Faire société avec ceux qui seront la société de demain
Charles Gardou a ensuite évoqué la société inclusive et la manière dont nous la concevons. « La question d’une société inclusive renvoie tout simplement à une idée : faire ou refaire une société. Comment faire société ? Et le faire avec ceux, qui après nous, seront la société de demain. Il faudrait une dose tout à fait incroyable d’illusion pour ne pas se préoccuper au premier chef de nos enfants. C’est eux qui assument notre héritage. Si on conçoit une société comme un patrimoine – et on voit bien dans notre pays que l’on parle d’inclusion d’un point de vue mécanique ou dogmatique. C’est d’abord totalement distordu sur le plan éthique et anthropologique. Tout enfant qui vient au monde, par filiation-même, fait partie de la maison commune. C’est un membre de la cité au sens platonicien du terme. La cité c’est la communauté humaine et il en fait partie. Donc, nous donner à penser qu’il est extérieur et qu’il faut le mettre « en inclusion », c’est déjà une erreur considérable de pensée. Il n’est pas dehors, il est dedans. On ne peut pas le mettre dedans s’il y est déjà. Il s’agit donc d’aménager la maison : les crèches, les haltes-garderies, les écoles… installer les plans inclinés… Faire société c’est aménager une maison. Ce n’est pas mettre dedans. Comme vous le savez, on peut être mis dedans et exilé à l’intérieur. Et c’est pire, il vaut mieux être dehors. Le défi est là ».

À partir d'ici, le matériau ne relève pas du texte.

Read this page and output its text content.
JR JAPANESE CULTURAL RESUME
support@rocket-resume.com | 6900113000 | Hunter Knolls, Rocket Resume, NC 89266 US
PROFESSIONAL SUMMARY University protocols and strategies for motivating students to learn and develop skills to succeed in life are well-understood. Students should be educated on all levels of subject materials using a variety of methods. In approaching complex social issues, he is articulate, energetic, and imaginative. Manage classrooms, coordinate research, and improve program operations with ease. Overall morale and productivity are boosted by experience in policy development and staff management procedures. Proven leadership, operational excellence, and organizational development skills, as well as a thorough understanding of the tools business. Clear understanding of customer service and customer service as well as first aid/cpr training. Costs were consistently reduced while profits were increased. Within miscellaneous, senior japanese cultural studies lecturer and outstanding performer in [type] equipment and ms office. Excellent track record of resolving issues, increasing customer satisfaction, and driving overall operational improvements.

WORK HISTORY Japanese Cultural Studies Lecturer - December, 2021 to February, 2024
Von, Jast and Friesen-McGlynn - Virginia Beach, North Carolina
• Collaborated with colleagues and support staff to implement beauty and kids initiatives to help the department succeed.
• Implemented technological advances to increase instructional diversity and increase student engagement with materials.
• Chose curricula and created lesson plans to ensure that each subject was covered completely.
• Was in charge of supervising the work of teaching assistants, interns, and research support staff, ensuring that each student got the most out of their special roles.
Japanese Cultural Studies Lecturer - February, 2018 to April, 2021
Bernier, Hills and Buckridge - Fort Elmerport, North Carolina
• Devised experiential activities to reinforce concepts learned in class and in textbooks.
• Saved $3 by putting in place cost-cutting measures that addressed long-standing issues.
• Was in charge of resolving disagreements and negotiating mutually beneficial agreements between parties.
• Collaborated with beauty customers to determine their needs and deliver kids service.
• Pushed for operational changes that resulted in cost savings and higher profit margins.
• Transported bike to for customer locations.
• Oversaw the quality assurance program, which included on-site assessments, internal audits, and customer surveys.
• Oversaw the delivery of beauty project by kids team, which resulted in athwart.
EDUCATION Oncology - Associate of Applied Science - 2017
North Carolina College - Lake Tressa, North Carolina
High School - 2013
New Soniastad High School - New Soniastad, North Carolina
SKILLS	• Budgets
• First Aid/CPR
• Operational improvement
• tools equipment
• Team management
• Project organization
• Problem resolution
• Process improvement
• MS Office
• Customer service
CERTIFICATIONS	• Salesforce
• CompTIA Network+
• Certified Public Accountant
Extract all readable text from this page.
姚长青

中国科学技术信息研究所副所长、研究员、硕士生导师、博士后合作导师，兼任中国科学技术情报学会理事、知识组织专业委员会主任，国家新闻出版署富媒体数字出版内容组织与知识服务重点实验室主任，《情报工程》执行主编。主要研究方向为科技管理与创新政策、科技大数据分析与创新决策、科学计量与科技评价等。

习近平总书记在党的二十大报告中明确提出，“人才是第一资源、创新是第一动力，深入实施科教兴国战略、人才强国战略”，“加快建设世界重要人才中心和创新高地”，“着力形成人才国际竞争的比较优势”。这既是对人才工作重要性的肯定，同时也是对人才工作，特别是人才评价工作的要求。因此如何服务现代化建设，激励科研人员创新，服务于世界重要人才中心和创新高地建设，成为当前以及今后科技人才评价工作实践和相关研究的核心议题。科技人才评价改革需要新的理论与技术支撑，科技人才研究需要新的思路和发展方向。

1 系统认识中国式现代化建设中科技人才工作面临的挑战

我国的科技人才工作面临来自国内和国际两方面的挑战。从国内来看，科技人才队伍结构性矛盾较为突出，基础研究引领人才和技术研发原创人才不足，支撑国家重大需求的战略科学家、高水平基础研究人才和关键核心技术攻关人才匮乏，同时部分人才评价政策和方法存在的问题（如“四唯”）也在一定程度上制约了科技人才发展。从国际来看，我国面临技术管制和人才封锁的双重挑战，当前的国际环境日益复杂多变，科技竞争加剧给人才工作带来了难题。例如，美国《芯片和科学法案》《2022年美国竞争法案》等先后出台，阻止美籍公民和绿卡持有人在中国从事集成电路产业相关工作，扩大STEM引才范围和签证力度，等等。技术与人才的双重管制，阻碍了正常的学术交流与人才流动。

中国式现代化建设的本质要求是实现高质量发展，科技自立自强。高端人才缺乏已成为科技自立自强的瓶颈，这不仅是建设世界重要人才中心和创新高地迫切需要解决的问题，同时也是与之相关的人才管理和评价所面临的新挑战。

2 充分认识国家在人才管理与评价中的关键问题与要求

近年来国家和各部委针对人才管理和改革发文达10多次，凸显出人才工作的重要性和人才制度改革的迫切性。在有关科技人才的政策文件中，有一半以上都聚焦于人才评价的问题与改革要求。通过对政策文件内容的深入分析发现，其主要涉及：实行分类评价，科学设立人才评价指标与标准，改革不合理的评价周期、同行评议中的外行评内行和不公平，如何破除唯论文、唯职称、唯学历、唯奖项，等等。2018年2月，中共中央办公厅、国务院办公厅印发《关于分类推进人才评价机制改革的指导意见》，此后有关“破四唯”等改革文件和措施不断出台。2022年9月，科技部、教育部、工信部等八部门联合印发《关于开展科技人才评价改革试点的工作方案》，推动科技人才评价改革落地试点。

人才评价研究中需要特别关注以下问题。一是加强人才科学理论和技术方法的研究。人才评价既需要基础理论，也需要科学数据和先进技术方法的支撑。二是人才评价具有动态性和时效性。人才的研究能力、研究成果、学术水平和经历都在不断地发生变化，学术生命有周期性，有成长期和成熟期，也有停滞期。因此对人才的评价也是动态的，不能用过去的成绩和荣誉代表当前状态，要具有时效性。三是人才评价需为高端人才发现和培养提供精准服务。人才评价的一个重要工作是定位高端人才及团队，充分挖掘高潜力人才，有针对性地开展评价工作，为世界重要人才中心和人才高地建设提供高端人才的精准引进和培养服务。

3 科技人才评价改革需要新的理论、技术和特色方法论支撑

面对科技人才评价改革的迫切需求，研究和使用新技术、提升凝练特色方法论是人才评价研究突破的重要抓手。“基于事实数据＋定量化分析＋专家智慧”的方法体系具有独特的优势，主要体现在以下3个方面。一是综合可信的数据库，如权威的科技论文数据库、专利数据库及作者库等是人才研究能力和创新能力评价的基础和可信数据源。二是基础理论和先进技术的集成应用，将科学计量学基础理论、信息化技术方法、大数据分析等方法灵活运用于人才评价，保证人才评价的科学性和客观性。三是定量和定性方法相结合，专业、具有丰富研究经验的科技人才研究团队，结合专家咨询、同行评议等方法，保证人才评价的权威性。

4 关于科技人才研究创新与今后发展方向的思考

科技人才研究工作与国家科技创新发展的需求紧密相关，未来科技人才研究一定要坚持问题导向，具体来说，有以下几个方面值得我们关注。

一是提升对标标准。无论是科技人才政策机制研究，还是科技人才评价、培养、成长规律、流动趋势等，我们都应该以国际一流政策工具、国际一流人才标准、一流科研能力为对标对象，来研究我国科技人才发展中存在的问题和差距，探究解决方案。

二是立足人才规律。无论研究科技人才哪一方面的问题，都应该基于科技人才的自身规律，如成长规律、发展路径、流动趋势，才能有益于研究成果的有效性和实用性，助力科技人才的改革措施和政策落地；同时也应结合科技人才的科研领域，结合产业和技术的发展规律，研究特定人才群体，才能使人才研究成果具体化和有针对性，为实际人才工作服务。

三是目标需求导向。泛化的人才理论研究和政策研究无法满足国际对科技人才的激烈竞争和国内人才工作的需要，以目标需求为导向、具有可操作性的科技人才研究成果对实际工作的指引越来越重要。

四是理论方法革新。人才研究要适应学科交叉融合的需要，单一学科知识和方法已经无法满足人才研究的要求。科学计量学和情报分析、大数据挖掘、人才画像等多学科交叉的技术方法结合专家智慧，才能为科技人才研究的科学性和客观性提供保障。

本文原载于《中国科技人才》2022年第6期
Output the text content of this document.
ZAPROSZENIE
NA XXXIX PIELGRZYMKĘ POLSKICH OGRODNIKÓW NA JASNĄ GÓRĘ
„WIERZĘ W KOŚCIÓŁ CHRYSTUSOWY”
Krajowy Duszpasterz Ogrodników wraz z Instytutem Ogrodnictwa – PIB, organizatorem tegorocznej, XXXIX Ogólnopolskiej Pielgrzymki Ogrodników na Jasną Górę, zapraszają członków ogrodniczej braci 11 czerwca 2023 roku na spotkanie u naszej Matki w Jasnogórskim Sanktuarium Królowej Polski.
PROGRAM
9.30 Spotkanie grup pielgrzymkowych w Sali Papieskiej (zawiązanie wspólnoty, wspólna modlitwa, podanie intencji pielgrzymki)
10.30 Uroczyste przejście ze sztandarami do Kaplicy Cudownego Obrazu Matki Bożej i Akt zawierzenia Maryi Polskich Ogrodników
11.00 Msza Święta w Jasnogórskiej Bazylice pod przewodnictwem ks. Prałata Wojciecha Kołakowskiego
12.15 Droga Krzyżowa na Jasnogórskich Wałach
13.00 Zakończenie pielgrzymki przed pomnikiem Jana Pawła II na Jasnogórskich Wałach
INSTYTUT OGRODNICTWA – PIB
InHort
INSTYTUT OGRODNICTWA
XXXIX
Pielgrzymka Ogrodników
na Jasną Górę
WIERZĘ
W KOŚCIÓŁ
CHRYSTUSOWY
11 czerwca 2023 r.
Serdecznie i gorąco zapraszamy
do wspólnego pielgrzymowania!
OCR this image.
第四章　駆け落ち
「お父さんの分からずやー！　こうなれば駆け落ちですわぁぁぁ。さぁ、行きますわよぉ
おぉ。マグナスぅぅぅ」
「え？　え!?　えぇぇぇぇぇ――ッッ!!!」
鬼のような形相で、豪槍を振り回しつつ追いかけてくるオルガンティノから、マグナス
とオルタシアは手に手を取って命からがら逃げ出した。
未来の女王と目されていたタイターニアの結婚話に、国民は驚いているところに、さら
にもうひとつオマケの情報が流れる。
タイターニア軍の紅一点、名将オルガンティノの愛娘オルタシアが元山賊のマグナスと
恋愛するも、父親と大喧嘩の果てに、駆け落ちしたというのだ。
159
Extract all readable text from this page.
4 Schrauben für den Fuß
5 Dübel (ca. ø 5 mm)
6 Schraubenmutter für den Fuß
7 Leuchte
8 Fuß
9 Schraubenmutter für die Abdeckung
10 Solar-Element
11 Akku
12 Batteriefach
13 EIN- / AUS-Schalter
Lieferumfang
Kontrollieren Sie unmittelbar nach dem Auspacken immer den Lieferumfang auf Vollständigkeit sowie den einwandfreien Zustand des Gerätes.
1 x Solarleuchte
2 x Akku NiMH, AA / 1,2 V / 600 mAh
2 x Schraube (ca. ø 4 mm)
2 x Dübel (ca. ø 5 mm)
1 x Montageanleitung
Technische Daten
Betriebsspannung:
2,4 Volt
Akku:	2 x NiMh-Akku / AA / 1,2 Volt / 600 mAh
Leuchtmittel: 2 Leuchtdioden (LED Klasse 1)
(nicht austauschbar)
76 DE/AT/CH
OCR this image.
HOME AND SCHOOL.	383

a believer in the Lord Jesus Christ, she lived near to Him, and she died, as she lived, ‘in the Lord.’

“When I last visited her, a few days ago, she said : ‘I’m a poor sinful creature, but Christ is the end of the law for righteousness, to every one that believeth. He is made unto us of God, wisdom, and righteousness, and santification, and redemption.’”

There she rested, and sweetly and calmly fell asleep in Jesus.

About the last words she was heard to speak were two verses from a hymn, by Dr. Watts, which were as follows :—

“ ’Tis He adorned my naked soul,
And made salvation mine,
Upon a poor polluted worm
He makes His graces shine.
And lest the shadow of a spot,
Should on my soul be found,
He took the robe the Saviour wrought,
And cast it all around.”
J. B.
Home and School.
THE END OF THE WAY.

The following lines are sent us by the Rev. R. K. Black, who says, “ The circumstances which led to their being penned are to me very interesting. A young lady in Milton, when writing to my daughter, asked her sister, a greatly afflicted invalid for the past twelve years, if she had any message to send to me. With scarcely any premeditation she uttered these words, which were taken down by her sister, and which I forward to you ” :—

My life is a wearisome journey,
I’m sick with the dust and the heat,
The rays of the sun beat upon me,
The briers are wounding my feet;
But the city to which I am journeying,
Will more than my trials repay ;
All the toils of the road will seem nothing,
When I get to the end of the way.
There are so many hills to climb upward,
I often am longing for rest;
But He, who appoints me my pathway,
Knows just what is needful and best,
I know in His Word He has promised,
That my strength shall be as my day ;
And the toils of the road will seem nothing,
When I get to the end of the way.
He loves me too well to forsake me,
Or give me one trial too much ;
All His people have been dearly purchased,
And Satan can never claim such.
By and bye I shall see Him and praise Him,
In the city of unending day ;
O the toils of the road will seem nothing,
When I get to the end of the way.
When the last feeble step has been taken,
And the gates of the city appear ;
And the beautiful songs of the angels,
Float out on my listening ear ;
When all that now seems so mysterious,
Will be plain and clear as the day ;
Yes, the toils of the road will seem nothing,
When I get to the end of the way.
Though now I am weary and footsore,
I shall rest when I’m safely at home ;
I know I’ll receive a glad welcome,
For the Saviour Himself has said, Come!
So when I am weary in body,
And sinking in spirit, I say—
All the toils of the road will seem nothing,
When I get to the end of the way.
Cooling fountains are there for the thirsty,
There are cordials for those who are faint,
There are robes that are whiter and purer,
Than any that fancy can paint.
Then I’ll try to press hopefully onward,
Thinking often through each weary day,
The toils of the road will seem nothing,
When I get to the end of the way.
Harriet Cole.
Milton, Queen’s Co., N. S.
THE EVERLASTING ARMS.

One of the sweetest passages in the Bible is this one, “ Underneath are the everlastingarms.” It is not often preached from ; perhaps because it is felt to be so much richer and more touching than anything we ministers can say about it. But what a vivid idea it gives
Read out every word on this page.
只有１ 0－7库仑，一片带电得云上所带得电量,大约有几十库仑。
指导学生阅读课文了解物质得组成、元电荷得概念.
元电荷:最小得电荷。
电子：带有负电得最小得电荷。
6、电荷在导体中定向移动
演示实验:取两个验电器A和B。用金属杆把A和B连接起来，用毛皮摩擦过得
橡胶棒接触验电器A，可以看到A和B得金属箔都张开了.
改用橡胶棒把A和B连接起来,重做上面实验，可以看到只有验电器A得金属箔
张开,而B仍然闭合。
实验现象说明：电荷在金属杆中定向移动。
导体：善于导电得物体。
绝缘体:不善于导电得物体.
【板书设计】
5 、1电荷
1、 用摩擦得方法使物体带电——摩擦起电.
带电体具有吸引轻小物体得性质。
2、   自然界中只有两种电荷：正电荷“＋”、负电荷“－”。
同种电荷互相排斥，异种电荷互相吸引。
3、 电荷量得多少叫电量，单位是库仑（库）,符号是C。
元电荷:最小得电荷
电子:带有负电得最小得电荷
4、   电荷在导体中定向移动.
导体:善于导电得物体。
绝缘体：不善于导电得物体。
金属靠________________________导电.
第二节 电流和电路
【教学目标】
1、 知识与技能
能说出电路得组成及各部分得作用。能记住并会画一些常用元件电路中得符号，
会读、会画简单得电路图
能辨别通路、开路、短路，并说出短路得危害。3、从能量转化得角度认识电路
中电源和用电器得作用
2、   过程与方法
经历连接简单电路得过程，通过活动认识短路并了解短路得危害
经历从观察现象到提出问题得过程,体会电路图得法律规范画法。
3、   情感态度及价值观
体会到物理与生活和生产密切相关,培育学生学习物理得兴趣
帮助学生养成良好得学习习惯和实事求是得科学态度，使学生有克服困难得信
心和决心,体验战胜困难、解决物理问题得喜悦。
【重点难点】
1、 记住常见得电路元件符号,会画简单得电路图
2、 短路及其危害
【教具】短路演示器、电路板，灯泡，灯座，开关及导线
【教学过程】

Droits de l’Enfant et handicap : Le droit d’exister
« Et les droits dont on parle, s’agissant de l’enfant dans cette société, ne sont pas simplement des droits de protection de l’enfant, a rappelé Charles Gardou. Dans la Convention des Droits de l’Enfance, il y a aussi le droit à l’émancipation, le droit à être consulté – même si la parole est maladroite, il y a toujours une étincelle qui permet de communiquer avec l’être humain, à nous de la rechercher. Le droit de donner son avis, de participer, prendre sa part dans une société, et être associé à cette société. Ces droits ne nous appellent pas simplement à vivre mais à exister. Il y a aujourd’hui trop de gens dans nos sociétés qui vivent, survivent, et n’ont plus le sentiment d’exister. Quand on est privé de participation, d’écoute, de considération, on n’existe plus. Faire société c’est donner le droit d’exister ».

Repenser la normalité
« Il y a aussi la question du point de vue, a poursuivi Charles Gardou. Si l’on ne fait que transférer notre point de vue sur l’enfant, on ne saura jamais rien. Tout dépend de notre capacité à nous décentrer pour voir l’enfant autrement. On ne changera pas notre manière de traiter l’enfance sans modifier notre manière de la concevoir. Quelle est notre conception de l’enfance ? Et de même, quelle est notre conception du handicap ? Comment voyons-nous une personne en situation de handicap ? Cela pose la question de la normalité. Je cite ici Van Gogh qui disait : « La normalité est une route pavée. On y marche aisément, mais les fleurs n’y poussent pas ». Une norme est toujours culturellement construite. Et nous sommes tous héritiers d’un système dont il nous faut quelque peu nous démarquer… être dans la bonne classe, avec la bonne moyenne, le bon visage, la bonne audition, la bonne vision… et l’on finit par faire de la normalité une souveraineté. Faire société, c’est concevoir la société comme un chez soi pour tous, et permettre à chacun de s’y déployer à sa manière ».